Abstract

The G oilfield in the southeastern Termit Basin of Niger is characterized by thin-bed beach bar deposits exhibiting strong reservoir heterogeneity and suboptimal production efficiency, necessitating internal structural dissection of the beach bar sand bodies. Employing a well-seismic integration approach, we systematically dissect the architecture of these sand bodies layer by layer to determine their spatial distribution. A classification scheme for beach bar architecture is proposed, with core and log data analysis identifying essential architectural elements and their logging responses. Seismic amplitudes, thin bed delineation, frequency decomposition inversion attributes, and attribute fusion technology delineate the architectural boundaries.

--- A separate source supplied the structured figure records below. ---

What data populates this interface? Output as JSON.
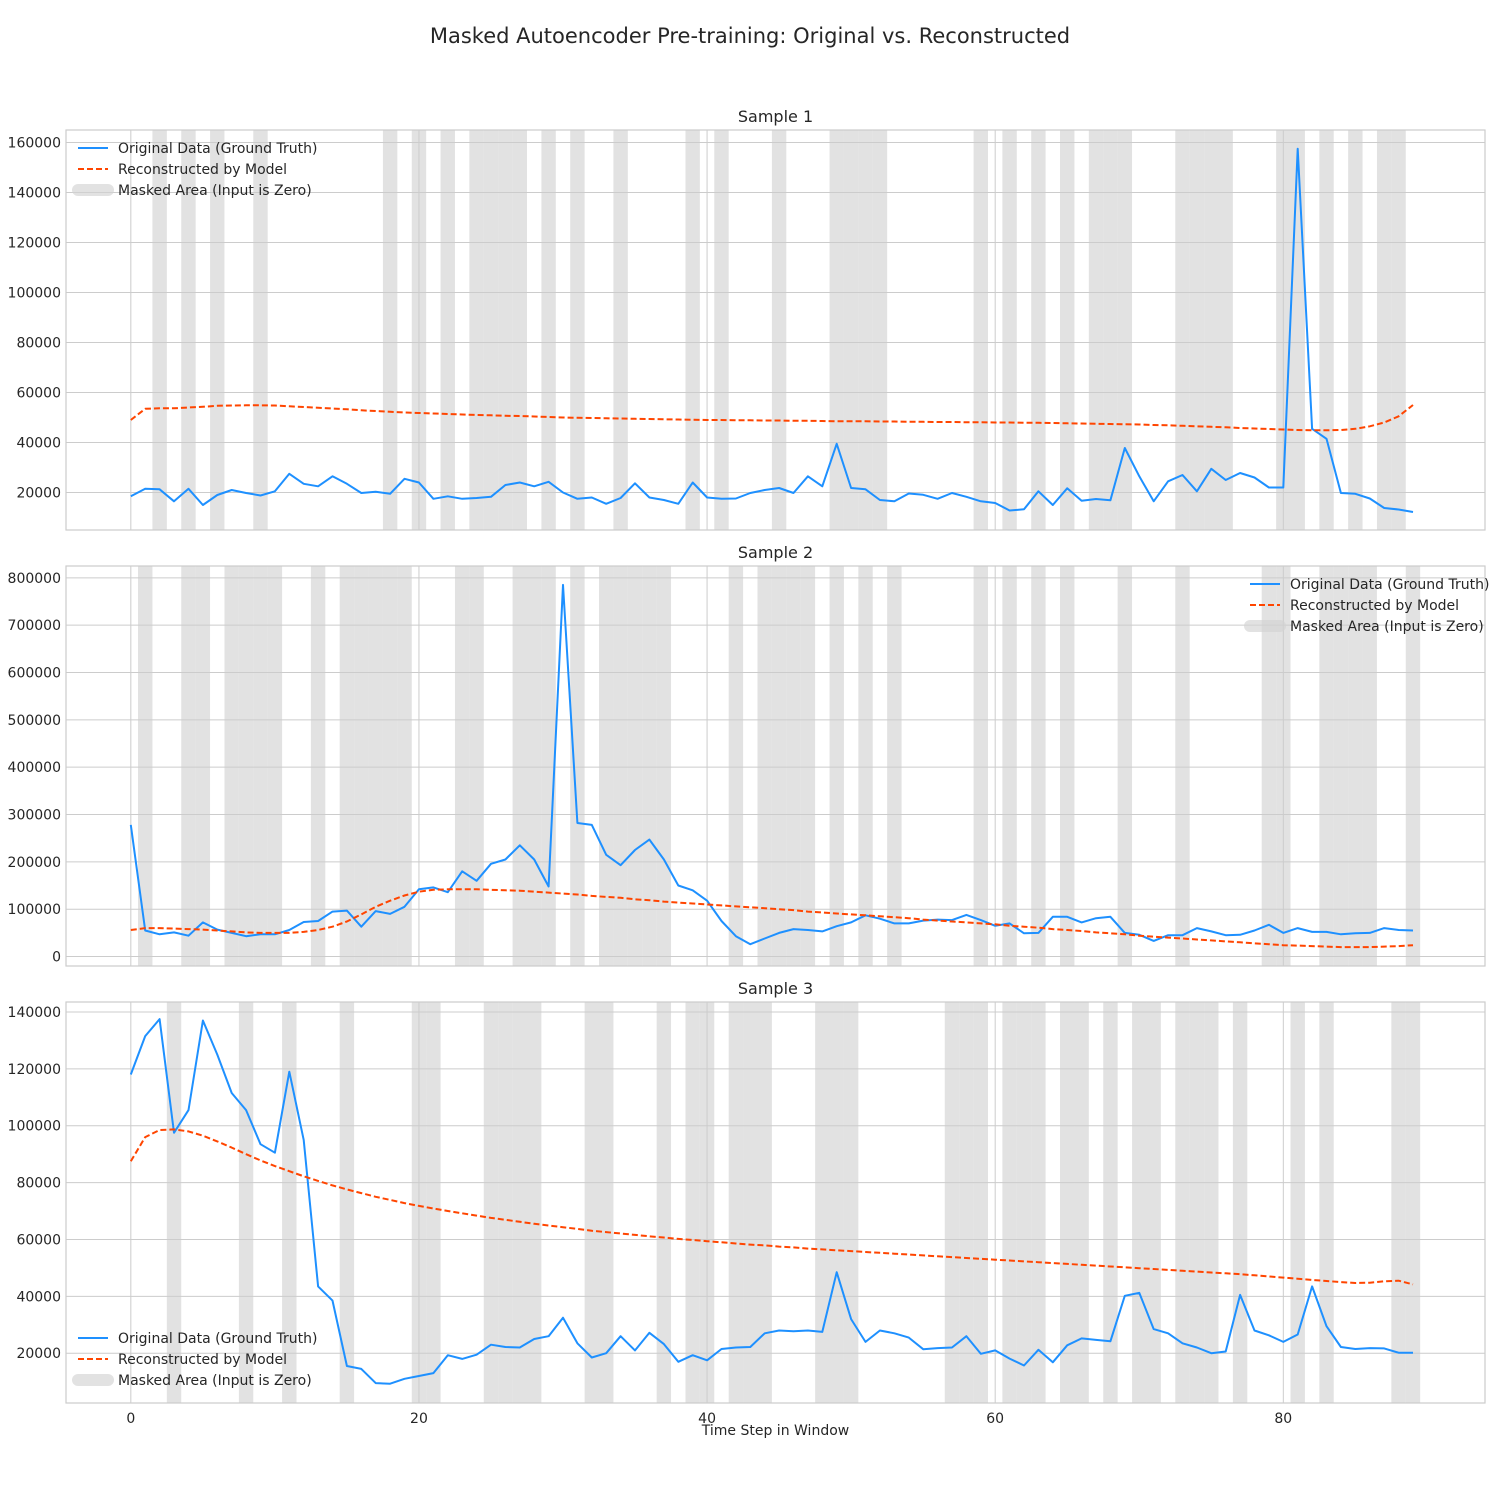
{
  "figure": {
    "suptitle": "Masked Autoencoder Pre-training: Original vs. Reconstructed",
    "xlabel": "Time Step in Window"
  },
  "colors": {
    "original": "#1e90ff",
    "reconstructed": "#ff4500",
    "mask": "#d3d3d3",
    "grid": "#cccccc",
    "spine": "#cccccc"
  },
  "chart_data": [
    {
      "type": "line",
      "title": "Sample 1",
      "xlim": [
        -4.5,
        94
      ],
      "ylim": [
        5000,
        165000
      ],
      "xticks": [
        0,
        20,
        40,
        60,
        80
      ],
      "yticks": [
        20000,
        40000,
        60000,
        80000,
        100000,
        120000,
        140000,
        160000
      ],
      "grid": true,
      "legend_loc": "upper left",
      "legend": [
        "Original Data (Ground Truth)",
        "Reconstructed by Model",
        "Masked Area (Input is Zero)"
      ],
      "masked_steps": [
        2,
        4,
        6,
        9,
        18,
        20,
        22,
        24,
        25,
        26,
        27,
        29,
        31,
        34,
        39,
        41,
        45,
        49,
        50,
        51,
        52,
        59,
        61,
        63,
        65,
        67,
        68,
        69,
        73,
        74,
        75,
        76,
        80,
        81,
        83,
        85,
        87,
        88
      ],
      "series": [
        {
          "name": "Original Data (Ground Truth)",
          "style": "solid",
          "values": [
            18500,
            21500,
            21300,
            16500,
            21500,
            15000,
            19000,
            21000,
            19800,
            18800,
            20500,
            27500,
            23500,
            22500,
            26500,
            23500,
            19800,
            20300,
            19500,
            25500,
            24000,
            17500,
            18500,
            17500,
            17800,
            18300,
            23000,
            24000,
            22500,
            24300,
            20000,
            17500,
            18000,
            15500,
            17800,
            23700,
            18000,
            17000,
            15500,
            24000,
            18000,
            17500,
            17600,
            19800,
            21000,
            21800,
            19800,
            26500,
            22500,
            39500,
            21800,
            21300,
            17000,
            16500,
            19600,
            19100,
            17500,
            19800,
            18300,
            16500,
            15800,
            12800,
            13300,
            20500,
            15000,
            21700,
            16700,
            17400,
            16900,
            37800,
            26500,
            16500,
            24500,
            27000,
            20500,
            29500,
            25000,
            27800,
            26000,
            22000,
            22000,
            157500,
            45500,
            41500,
            19800,
            19500,
            17600,
            13800,
            13200,
            12200
          ]
        },
        {
          "name": "Reconstructed by Model",
          "style": "dashed",
          "values": [
            49000,
            53500,
            53700,
            53700,
            54000,
            54300,
            54700,
            54800,
            54900,
            54900,
            54800,
            54500,
            54200,
            53900,
            53600,
            53300,
            52900,
            52600,
            52300,
            52000,
            51800,
            51600,
            51400,
            51200,
            51000,
            50900,
            50700,
            50600,
            50400,
            50200,
            50000,
            49900,
            49800,
            49700,
            49600,
            49500,
            49400,
            49300,
            49200,
            49100,
            49000,
            49000,
            48900,
            48900,
            48800,
            48800,
            48700,
            48700,
            48600,
            48500,
            48500,
            48500,
            48400,
            48400,
            48300,
            48300,
            48200,
            48200,
            48100,
            48100,
            48000,
            48000,
            47900,
            47900,
            47800,
            47700,
            47600,
            47500,
            47400,
            47300,
            47200,
            47000,
            46900,
            46700,
            46500,
            46300,
            46100,
            45800,
            45600,
            45400,
            45200,
            45000,
            44900,
            44900,
            45000,
            45500,
            46500,
            48000,
            50500,
            55000
          ]
        }
      ]
    },
    {
      "type": "line",
      "title": "Sample 2",
      "xlim": [
        -4.5,
        94
      ],
      "ylim": [
        -20000,
        825000
      ],
      "xticks": [
        0,
        20,
        40,
        60,
        80
      ],
      "yticks": [
        0,
        100000,
        200000,
        300000,
        400000,
        500000,
        600000,
        700000,
        800000
      ],
      "grid": true,
      "legend_loc": "upper right",
      "legend": [
        "Original Data (Ground Truth)",
        "Reconstructed by Model",
        "Masked Area (Input is Zero)"
      ],
      "masked_steps": [
        1,
        4,
        5,
        7,
        8,
        9,
        10,
        13,
        15,
        16,
        17,
        18,
        19,
        23,
        24,
        27,
        28,
        29,
        31,
        33,
        34,
        35,
        36,
        37,
        42,
        44,
        45,
        46,
        47,
        49,
        51,
        53,
        59,
        61,
        63,
        65,
        69,
        73,
        79,
        80,
        83,
        84,
        85,
        86,
        89
      ],
      "series": [
        {
          "name": "Original Data (Ground Truth)",
          "style": "solid",
          "values": [
            278000,
            55000,
            47000,
            51000,
            44000,
            72000,
            57000,
            50000,
            43000,
            47000,
            47000,
            56000,
            73000,
            75000,
            95000,
            97000,
            63000,
            96000,
            90000,
            105000,
            142000,
            146000,
            136000,
            180000,
            160000,
            196000,
            205000,
            235000,
            205000,
            148000,
            785000,
            282000,
            278000,
            215000,
            193000,
            225000,
            247000,
            205000,
            150000,
            140000,
            118000,
            75000,
            43000,
            26000,
            38000,
            50000,
            58000,
            56000,
            53000,
            64000,
            72000,
            87000,
            80000,
            70000,
            70000,
            76000,
            78000,
            77000,
            88000,
            77000,
            65000,
            70000,
            49000,
            50000,
            84000,
            84000,
            72000,
            81000,
            84000,
            50000,
            46000,
            33000,
            45000,
            45000,
            60000,
            53000,
            45000,
            46000,
            55000,
            67000,
            50000,
            60000,
            52000,
            52000,
            47000,
            49000,
            50000,
            60000,
            56000,
            55000
          ]
        },
        {
          "name": "Reconstructed by Model",
          "style": "dashed",
          "values": [
            56000,
            60000,
            60000,
            59000,
            58000,
            57000,
            55000,
            53000,
            51000,
            50000,
            50000,
            50000,
            52000,
            56000,
            63000,
            74000,
            89000,
            105000,
            118000,
            129000,
            137000,
            141000,
            142000,
            142000,
            142000,
            141000,
            140000,
            139000,
            137000,
            135000,
            133000,
            131000,
            128000,
            126000,
            124000,
            121000,
            119000,
            116000,
            114000,
            112000,
            110000,
            108000,
            106000,
            104000,
            102000,
            100000,
            98000,
            95000,
            93000,
            91000,
            89000,
            87000,
            85000,
            83000,
            81000,
            78000,
            76000,
            74000,
            72000,
            70000,
            68000,
            65000,
            63000,
            61000,
            58000,
            56000,
            54000,
            51000,
            49000,
            47000,
            44000,
            42000,
            40000,
            38000,
            36000,
            34000,
            32000,
            30000,
            28000,
            26000,
            24000,
            23000,
            22000,
            21000,
            20000,
            20000,
            20000,
            21000,
            22000,
            24000
          ]
        }
      ]
    },
    {
      "type": "line",
      "title": "Sample 3",
      "xlim": [
        -4.5,
        94
      ],
      "ylim": [
        2500,
        143500
      ],
      "xticks": [
        0,
        20,
        40,
        60,
        80
      ],
      "yticks": [
        20000,
        40000,
        60000,
        80000,
        100000,
        120000,
        140000
      ],
      "grid": true,
      "legend_loc": "lower left",
      "legend": [
        "Original Data (Ground Truth)",
        "Reconstructed by Model",
        "Masked Area (Input is Zero)"
      ],
      "masked_steps": [
        3,
        8,
        11,
        15,
        20,
        21,
        25,
        26,
        27,
        28,
        32,
        33,
        37,
        39,
        40,
        42,
        43,
        44,
        48,
        49,
        50,
        57,
        58,
        59,
        61,
        62,
        63,
        65,
        66,
        68,
        70,
        71,
        73,
        74,
        75,
        77,
        81,
        83,
        88,
        89
      ],
      "series": [
        {
          "name": "Original Data (Ground Truth)",
          "style": "solid",
          "values": [
            118000,
            131500,
            137500,
            97500,
            105500,
            137000,
            125000,
            111500,
            105500,
            93500,
            90500,
            119000,
            95000,
            43500,
            38500,
            15500,
            14500,
            9500,
            9300,
            11000,
            12000,
            13000,
            19300,
            18000,
            19500,
            23000,
            22200,
            22000,
            25000,
            26000,
            32500,
            23500,
            18500,
            20000,
            26000,
            21000,
            27200,
            23200,
            17000,
            19300,
            17500,
            21500,
            22000,
            22200,
            27000,
            28000,
            27700,
            28000,
            27500,
            48500,
            32000,
            24000,
            28000,
            27000,
            25500,
            21400,
            21800,
            22000,
            26000,
            19800,
            21000,
            18100,
            15700,
            21200,
            16800,
            22800,
            25200,
            24700,
            24200,
            40200,
            41200,
            28500,
            27000,
            23500,
            22000,
            20000,
            20600,
            40500,
            28000,
            26300,
            24000,
            26600,
            43500,
            29500,
            22200,
            21500,
            21800,
            21700,
            20200,
            20200
          ]
        },
        {
          "name": "Reconstructed by Model",
          "style": "dashed",
          "values": [
            87500,
            96000,
            98500,
            98700,
            98000,
            96500,
            94500,
            92300,
            90000,
            87800,
            85800,
            84000,
            82200,
            80600,
            79000,
            77600,
            76300,
            75000,
            73900,
            72800,
            71800,
            70900,
            70000,
            69200,
            68400,
            67600,
            66900,
            66200,
            65500,
            64900,
            64300,
            63700,
            63100,
            62600,
            62100,
            61600,
            61100,
            60700,
            60200,
            59800,
            59400,
            59000,
            58600,
            58200,
            57900,
            57500,
            57200,
            56800,
            56500,
            56200,
            55900,
            55600,
            55300,
            55000,
            54700,
            54400,
            54100,
            53800,
            53500,
            53200,
            52900,
            52600,
            52300,
            52000,
            51700,
            51400,
            51100,
            50800,
            50500,
            50200,
            49900,
            49600,
            49300,
            49000,
            48700,
            48400,
            48100,
            47800,
            47400,
            47000,
            46600,
            46200,
            45800,
            45400,
            45000,
            44700,
            44800,
            45300,
            45500,
            44200
          ]
        }
      ]
    }
  ]
}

Integrating five indicators from four-level architectural recognition at wellbores—shallow lake mudstone appearance, bar margin/beach microfacies occurrence, logging curve morphology differences, beach bar thickness variations, and elevation differences between adjacent bars—enables detailed dissection of the beach bar architecture, corroborated by connectivity analysis. In the study area, beach bar distribution primarily develops in two modes: vertical stacking (accumulation of multiple main bars from different episodes) and isolated (stable mudstone interlayers between main bar sand bodies appearing relatively isolated). This research provides a basis for dissecting beach bar architecture reservoirs under sparse well conditions.